Austen teaches me that soft narcissism develops from thoughtless habit more than conscientious decision, and involves a failure to distinguish the self from external objects. In light of this, it is no wonder why Jesus instructs his followers, “You shall love your neighbor as yourself” (Mk. 12:31), since we already love ourselves exorbitantly, and the apostle Paul commands, “Do nothing from selfish ambition or conceit, but in humility count others more significant than yourselves” (Phil. 2:3). Lord, forgive my gentle selfishness.

Death comes for Mary Oliver

Mary Oliver, “a Pulitzer Prize-winning poet whose work, with its plain language and minute attention to the natural world,” has died, as reported in the New York Times obituary. Like all gifted poets, Oliver was an apprentice in attention, famously saying: “To pay attention, this is our endless and proper work.” While critics did not always appreciate her poetry, perhaps owing to its popularity among readers, writer Ruth Franklin says: “Mary Oliver isn’t a difficult poet. Her work is incredibly accessible, and I think that’s what makes her so beloved by so many people. It doesn’t feel like you have to take a seminar in order to understand Mary Oliver’s poetry. She’s speaking directly to you as a human being.” Franklin adds, “The way she writes these poems that feel like prayers, she channels the voice of somebody who it seems might possibly have access to God. I think her work does give a sense of someone who is in tune with the deepest mysteries of the universe.”

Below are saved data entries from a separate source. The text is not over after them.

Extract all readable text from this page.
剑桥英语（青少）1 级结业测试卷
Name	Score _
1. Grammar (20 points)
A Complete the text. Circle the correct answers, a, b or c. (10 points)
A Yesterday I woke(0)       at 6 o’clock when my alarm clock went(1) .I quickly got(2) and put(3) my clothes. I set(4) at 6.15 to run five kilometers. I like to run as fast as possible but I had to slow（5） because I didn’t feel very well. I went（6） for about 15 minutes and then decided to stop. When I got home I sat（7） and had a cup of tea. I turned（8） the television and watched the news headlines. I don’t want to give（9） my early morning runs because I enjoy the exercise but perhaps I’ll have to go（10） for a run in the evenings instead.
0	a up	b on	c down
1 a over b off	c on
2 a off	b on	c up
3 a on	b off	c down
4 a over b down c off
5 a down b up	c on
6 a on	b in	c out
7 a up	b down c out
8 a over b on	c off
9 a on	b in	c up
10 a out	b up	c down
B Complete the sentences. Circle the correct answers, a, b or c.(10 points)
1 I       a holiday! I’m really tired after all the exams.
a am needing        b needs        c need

Here are two lovely poems, both read by Mary Oliver.

The Summer Day

Who made the world?
Who made the swan, and the black bear?
Who made the grasshopper?
This grasshopper, I mean—
the one who has flung herself out of the grass,
the one who is eating sugar out of my hand,
who is moving her jaws back and forth instead of up and down—
who is gazing around with her enormous and complicated eyes.
Now she lifts her pale forearms and thoroughly washes her face.
Now she snaps her wings open, and floats away.
I don’t know exactly what a prayer is.
I do know how to pay attention, how to fall down
into the grass, how to kneel down in the grass,
how to be idle and blessed, how to stroll through the fields,
which is what I have been doing all day.
Tell me, what else should I have done?
Doesn’t everything die at last, and too soon?
Tell me, what is it you plan to do
with your one wild and precious life?

Wild Geese

You do not have to be good.
You do not have to walk on your knees
For a hundred miles through the desert, repenting.
You only have to let the soft animal of your body
love what it loves.
Tell me about despair, yours, and I will tell you mine.
Meanwhile the world goes on.
Meanwhile the sun and the clear pebbles of the rain
are moving across the landscapes,
over the prairies and the deep trees,
the mountains and the rivers.
Meanwhile the wild geese, high in the clean blue air,
are heading home again.
Whoever you are, no matter how lonely,
the world offers itself to your imagination,
calls to you like the wild geese, harsh and exciting —
over and over announcing your place
in the family of things.

In her poem, “When Death Comes,” Oliver writes her own obituary of sorts, expressing how she wishes to be remembered:

When it’s over, I want to say all my life
I was a bride married to amazement.
I was the bridegroom, taking the world into my arms.

When it’s over, I don’t want to wonder
if I have made of my life something particular, and real.

I don’t want to find myself sighing and frightened,
or full of argument.

I don’t want to end up simply having visited this world.